Le jeudi 23 janvier 2025, s’est tenue dans la commune de Komki-Ipala, un cadre de concertation réunissant les acteurs des filières agricoles locales, les responsables de la mairie et le représentant du service départemental de l’agriculture. Organisé par l’OCADES Caritas Burkina, Secrétariat Exécutif Diocésain de Ouagadougou, l’activité avait pour but d’identifier et de répertorier les contraintes et défis freinant le développement de ces filières et de formuler des recommandations ou des perspectives d’action palliatives au niveau de chaque commune d’intervention. Cette initiative s’inscrit dans le cadre des activités de son projet dénommé « Projet de renforcement de l’adoption des bonnes pratiques agroécologiques par les populations de cinq (05) villages des communes de Kayao, de Komki-Ipala et de Sourougbila », soutenu par Secours Catholique Caritas France. Cette journée de réflexion a permis de réunir des acteurs clés de l’agriculture et des responsables locaux, pour échanger sur les enjeux spécifiques des filières agricoles dans lesdites communes bénéficiaires.
Au cours de cette rencontre d’échange, animée par madame ILBOUDO Edites Marie, chargée de projet Femme Jeunesse Famille à l’OCADES Diocésaine de Ouagadougou les participants ont pu identifier quatre (04) contraintes majeures empêchant un véritable développement des filières agricoles à savoir :
- Le Manque d’infrastructures adéquates :
L’insuffisance d’infrastructures de stockage et de transport a été citée comme l’une des principales limitations à l’essor des filières agricoles. Cela impacte directement la qualité des produits et leur compétitivité sur les marchés locaux et régionaux. - L’Accès limité au financement
Les agriculteurs, souvent dépourvus de mécanismes de crédit accessibles, se retrouvent dans l’incapacité d’investir dans des équipements modernes, des semences de qualité ou de nouvelles techniques de production. - Le Climat et les pratiques agricoles non durables
La variabilité climatique, exacerbée par des pratiques agricoles peu respectueuses de l’environnement, constitue un défi majeur. Les participants ont souligné la nécessité d’encourager des pratiques agroécologiques pour renforcer la résilience face aux changements climatiques. - L’insuffisance de Formation, d’information et sensibilisation
Un autre défi identifié réside dans le manque de formation et d’informations disponibles pour les producteurs sur les techniques agricoles modernes, ainsi que sur les avantages des pratiques agroécologiques.

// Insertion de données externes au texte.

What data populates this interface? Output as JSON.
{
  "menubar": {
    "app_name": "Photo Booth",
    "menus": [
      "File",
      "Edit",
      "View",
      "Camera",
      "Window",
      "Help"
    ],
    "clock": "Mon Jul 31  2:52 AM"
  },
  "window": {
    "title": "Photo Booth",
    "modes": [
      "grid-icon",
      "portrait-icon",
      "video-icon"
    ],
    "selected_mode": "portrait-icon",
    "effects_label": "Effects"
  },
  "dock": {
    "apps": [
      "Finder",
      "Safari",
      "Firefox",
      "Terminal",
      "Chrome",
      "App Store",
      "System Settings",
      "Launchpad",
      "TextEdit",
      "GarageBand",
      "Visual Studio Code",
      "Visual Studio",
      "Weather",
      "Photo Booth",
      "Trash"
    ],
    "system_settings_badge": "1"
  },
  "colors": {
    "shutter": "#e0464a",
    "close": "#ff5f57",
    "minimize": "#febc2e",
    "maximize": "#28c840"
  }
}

Dans la perspective d’apporter une réponse adéquate aux défis identifiés, des recommandations ont été formulées à savoir :
- Améliorer les infrastructures agricoles
Il est essentiel d’investir dans des infrastructures de stockage et de transformation pour améliorer la qualité des produits et faciliter leur accès aux marchés. Cela passe par des investissements dans la réalisation/réhabilitation des ouvrages hydrauliques : la réhabilitation des forages et le curage des barrages, afin de maximiser la productivité et de sécuriser les ressources en eau pour l’agriculture ; des infrastructures de stockage et de transformation en vue de créer une valeur ajoutée aux produits agricoles pour des ventes à de meilleur prix
- Faciliter l’accès au financement :
Mettre en place des mécanismes de financement adaptés pour les petits exploitants agricoles, tels que des crédits à faible taux d’intérêt et des subventions pour l’achat de matériel agroécologique. - Renforcer les compétences des producteurs :
Des programmes de formation réguliers sur les techniques agricoles modernes et les bonnes pratiques agroécologiques doivent être développés et diffusés auprès des agriculteurs. - Promouvoir les pratiques agroécologiques :
Encourager l’adoption de pratiques respectueuses de l’environnement pour assurer la durabilité des filières agricoles et renforcer la résilience face aux conditions climatiques changeantes. Une des recommandations retenues pour y parvenir consiste à formaliser, outiller et renforcer les compétences des comités d’usagers de l’eau de barrage (CUE) pour une meilleure gestion des ressources en eau. Ces comités joueront un rôle crucial en accompagnant les producteurs dans l’utilisation rationnelle et durable de l’eau, une ressource précieuse et souvent limitée.
La journée de réflexion à Komki-Ipala a permis d’ouvrir un dialogue constructif entre les acteurs des filières agricoles et les parties prenantes locales. Les recommandations issues de cette rencontre seront essentielles pour la formulation de stratégies adaptées à chaque commune, afin de surmonter les obstacles identifiés et de favoriser un développement durable et inclusif des filières agricoles. Il est désormais impératif que les actions et les réflexions menées trouvent une application concrète sur le terrain pour renforcer la résilience des communautés agricoles du Burkina Faso.